Japanese Koshu tasting

Running a little behind on updating tastings posts due to heavy workload at the IWC but I thought it is important to mention the Koshu tasting I attended last Friday. Fifteen wine-makers had travelled to London to show their wines which are produced in the the Yamanashi Prefecture.

yamanashi_prefecture

The wine growing regions benefit from volcanic soils and although temperatures can reach very high the diurnal variation ensures freshness is maintained in the Koshu grapes. I found the better wines to be similar to the fresh white wines of Rueda, Spain. They were light and crisp with lovely crunchy  green apple fruits. The Katsunuma Jyozo Co.Ltd winery was particularly good. Their wine, Arugabranca Isehara 2009, had lovely aromatics with greengage and floral notes and some grapefruit. The palates was fresh, light and crisp.

Ayana Misawa is the winemaker and viticulturist of Grace Wine. She informed me that the grapes can be naturally reductive and this is something the wineries try and manage, considering most wines are produced in stainless steel tanks. Those that had lees stirring in barrel managed to boost the body somewhat and were similar to the styles found in Muscadet sur Lie wines that are raised in oak.

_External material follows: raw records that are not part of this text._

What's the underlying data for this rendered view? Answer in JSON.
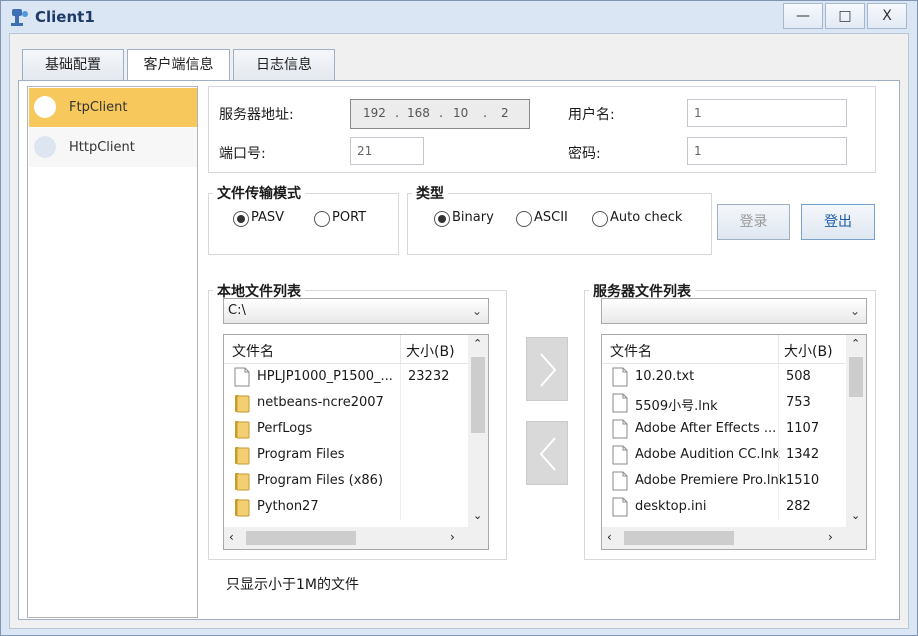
{
  "window": {
    "title": "Client1",
    "minimize_label": "—",
    "maximize_label": "□",
    "close_label": "X"
  },
  "tabs": [
    {
      "label": "基础配置"
    },
    {
      "label": "客户端信息"
    },
    {
      "label": "日志信息"
    }
  ],
  "sidebar": {
    "items": [
      {
        "label": "FtpClient",
        "selected": true
      },
      {
        "label": "HttpClient",
        "selected": false
      }
    ]
  },
  "server": {
    "address_label": "服务器地址:",
    "ip": [
      "192",
      "168",
      "10",
      "2"
    ],
    "port_label": "端口号:",
    "port_value": "21",
    "username_label": "用户名:",
    "username_value": "1",
    "password_label": "密码:",
    "password_value": "1"
  },
  "transfer_mode": {
    "title": "文件传输模式",
    "options": [
      {
        "label": "PASV",
        "checked": true
      },
      {
        "label": "PORT",
        "checked": false
      }
    ]
  },
  "type": {
    "title": "类型",
    "options": [
      {
        "label": "Binary",
        "checked": true
      },
      {
        "label": "ASCII",
        "checked": false
      },
      {
        "label": "Auto check",
        "checked": false
      }
    ]
  },
  "buttons": {
    "login": "登录",
    "logout": "登出"
  },
  "local": {
    "title": "本地文件列表",
    "path": "C:\\",
    "columns": {
      "name": "文件名",
      "size": "大小(B)"
    },
    "files": [
      {
        "name": "HPLJP1000_P1500_...",
        "size": "23232",
        "icon": "file-icon"
      },
      {
        "name": "netbeans-ncre2007",
        "size": "",
        "icon": "folder-icon"
      },
      {
        "name": "PerfLogs",
        "size": "",
        "icon": "folder-icon"
      },
      {
        "name": "Program Files",
        "size": "",
        "icon": "folder-icon"
      },
      {
        "name": "Program Files (x86)",
        "size": "",
        "icon": "folder-icon"
      },
      {
        "name": "Python27",
        "size": "",
        "icon": "folder-icon"
      }
    ]
  },
  "remote": {
    "title": "服务器文件列表",
    "path": "",
    "columns": {
      "name": "文件名",
      "size": "大小(B)"
    },
    "files": [
      {
        "name": "10.20.txt",
        "size": "508",
        "icon": "file-icon"
      },
      {
        "name": "5509小号.lnk",
        "size": "753",
        "icon": "file-icon"
      },
      {
        "name": "Adobe After Effects ...",
        "size": "1107",
        "icon": "file-icon"
      },
      {
        "name": "Adobe Audition CC.lnk",
        "size": "1342",
        "icon": "file-icon"
      },
      {
        "name": "Adobe Premiere Pro.lnk",
        "size": "1510",
        "icon": "file-icon"
      },
      {
        "name": "desktop.ini",
        "size": "282",
        "icon": "file-icon"
      }
    ]
  },
  "footer_note": "只显示小于1M的文件",
  "colors": {
    "selected_item": "#f7c95c",
    "title_text": "#1f3a66",
    "logout_accent": "#1f5aa6"
  }
}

Japanese sommlier and MW student Yuka Ogasawara suggested Asian cuisine best accompanied these wines.  I would also look to shell fish and pomelo  salads to enhance the vibrant fruit found in some of these wines. These wines should be considered in UK restaurants, not for the niche factor but because, some of them at least, stand up to many good quality European wines currently being served today.